Einen scharfsichtigen, auch bissigen Text wird man wohl von ihm erwartet haben, sozusagen als Entgegnung auf Frank Conroy (1936 - 2005), der sich für die Linie »Celebrity Cruises« geradezu prostituiert hatte, indem er für den Hochglanzkatalog einen Essay verfasste, der nicht Literatur, sondern reine Werbung war. »Anders ausgedrückt, die PR-Leute von Celebrity schnappen sich einen der angesehensten Schriftsteller des Landes, und der schreibt vor, worin für das Fußvolk der Kreuzfahrt jene sogenannte 7NC-Experience bestehen soll.« Andererseits, konnte jenes »Fußvolk« dadurch die teure Reise nicht umso besser genießen?

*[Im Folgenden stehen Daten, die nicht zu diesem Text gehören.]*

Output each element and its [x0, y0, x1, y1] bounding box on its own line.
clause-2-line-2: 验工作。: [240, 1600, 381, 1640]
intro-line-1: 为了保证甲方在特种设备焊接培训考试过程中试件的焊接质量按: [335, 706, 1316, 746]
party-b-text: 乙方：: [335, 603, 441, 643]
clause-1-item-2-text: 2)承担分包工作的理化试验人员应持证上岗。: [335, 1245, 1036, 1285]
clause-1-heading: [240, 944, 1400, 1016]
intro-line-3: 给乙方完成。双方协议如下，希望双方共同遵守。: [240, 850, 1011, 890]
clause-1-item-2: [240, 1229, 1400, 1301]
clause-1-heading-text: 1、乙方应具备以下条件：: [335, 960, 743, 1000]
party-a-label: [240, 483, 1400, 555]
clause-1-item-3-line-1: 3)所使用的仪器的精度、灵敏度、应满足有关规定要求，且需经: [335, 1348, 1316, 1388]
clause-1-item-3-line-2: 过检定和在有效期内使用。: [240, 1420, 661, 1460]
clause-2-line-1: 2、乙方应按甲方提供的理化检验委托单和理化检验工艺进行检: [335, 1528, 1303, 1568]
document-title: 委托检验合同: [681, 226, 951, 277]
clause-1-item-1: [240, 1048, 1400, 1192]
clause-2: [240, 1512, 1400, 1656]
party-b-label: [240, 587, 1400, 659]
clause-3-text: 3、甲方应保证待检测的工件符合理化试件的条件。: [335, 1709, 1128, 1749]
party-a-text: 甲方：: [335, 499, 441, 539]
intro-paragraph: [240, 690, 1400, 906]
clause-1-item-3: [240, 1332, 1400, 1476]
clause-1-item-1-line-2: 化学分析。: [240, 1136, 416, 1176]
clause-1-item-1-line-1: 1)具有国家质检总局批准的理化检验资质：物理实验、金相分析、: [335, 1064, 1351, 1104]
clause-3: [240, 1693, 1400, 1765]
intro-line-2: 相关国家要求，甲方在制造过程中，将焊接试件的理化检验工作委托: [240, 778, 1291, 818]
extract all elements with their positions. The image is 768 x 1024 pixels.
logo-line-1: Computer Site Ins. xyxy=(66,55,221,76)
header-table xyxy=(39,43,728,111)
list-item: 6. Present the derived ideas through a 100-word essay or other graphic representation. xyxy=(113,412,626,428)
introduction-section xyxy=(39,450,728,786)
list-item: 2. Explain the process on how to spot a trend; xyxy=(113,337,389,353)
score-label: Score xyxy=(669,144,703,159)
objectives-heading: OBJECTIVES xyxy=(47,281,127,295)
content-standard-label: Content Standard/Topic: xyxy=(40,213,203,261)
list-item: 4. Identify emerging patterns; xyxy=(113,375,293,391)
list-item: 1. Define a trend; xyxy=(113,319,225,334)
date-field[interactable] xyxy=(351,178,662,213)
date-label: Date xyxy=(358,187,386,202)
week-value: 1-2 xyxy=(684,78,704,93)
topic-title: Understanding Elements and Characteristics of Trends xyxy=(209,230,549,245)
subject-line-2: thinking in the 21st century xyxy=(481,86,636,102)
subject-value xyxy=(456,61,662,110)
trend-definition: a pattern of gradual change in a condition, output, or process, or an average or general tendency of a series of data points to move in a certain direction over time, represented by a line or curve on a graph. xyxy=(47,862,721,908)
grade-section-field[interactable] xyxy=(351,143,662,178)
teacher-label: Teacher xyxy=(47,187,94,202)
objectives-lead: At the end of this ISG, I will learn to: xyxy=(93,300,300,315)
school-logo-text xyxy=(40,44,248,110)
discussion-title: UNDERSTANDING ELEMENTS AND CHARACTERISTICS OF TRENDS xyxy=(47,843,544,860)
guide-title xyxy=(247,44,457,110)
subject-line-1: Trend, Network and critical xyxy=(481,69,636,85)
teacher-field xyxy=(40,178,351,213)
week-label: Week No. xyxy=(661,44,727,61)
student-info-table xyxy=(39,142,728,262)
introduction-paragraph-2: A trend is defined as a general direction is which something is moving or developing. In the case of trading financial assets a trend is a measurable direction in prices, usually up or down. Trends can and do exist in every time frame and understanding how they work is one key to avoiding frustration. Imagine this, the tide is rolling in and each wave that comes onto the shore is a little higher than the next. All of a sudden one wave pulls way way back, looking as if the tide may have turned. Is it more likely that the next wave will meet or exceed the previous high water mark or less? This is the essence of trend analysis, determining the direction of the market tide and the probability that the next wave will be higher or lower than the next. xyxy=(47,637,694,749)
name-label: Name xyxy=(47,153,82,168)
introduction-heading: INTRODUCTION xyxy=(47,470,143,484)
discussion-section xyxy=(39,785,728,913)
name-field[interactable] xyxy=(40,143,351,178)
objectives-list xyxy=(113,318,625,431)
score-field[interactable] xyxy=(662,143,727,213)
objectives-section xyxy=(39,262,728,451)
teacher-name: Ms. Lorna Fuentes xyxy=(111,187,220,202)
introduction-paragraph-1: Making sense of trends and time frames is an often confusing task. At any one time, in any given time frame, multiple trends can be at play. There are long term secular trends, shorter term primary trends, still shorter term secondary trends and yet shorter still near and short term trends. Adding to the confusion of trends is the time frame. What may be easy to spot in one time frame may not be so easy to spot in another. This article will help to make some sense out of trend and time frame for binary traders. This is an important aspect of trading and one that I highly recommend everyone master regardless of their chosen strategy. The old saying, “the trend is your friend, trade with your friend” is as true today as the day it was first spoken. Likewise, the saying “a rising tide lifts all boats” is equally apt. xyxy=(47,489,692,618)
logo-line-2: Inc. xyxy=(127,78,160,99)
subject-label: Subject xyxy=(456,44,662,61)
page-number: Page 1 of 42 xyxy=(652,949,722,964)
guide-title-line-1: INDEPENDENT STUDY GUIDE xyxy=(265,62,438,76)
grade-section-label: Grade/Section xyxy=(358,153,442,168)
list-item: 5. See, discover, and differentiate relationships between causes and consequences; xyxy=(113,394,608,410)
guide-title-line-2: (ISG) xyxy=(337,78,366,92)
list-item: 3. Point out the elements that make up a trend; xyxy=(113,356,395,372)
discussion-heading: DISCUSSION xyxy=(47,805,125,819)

»Schrecklich amüsant - aber in Zukunft ohne mich«, der Titel sagt es schon, dürfte eher Leser bestärken, denen Kreuzfahrten von vornherein ein Graus sind. Diese Menschenmassen, die sich amüsieren und das Gefühl genießen wollen, bedient zu werden wie die Könige! Wenigstens im Urlaub, wer sein! Der Luxusliner als Abbild von Kräfteverhältnissen. Herren und Diener - ist es nicht heute wie eh und je? Irmtraud Gutschke

David Foster Wallace: Schrecklich amüsant - aber in Zukunft ohne mich. Illustriert von Chrigel Farner. Edition Büchergilde.178 S., geb., 28 €.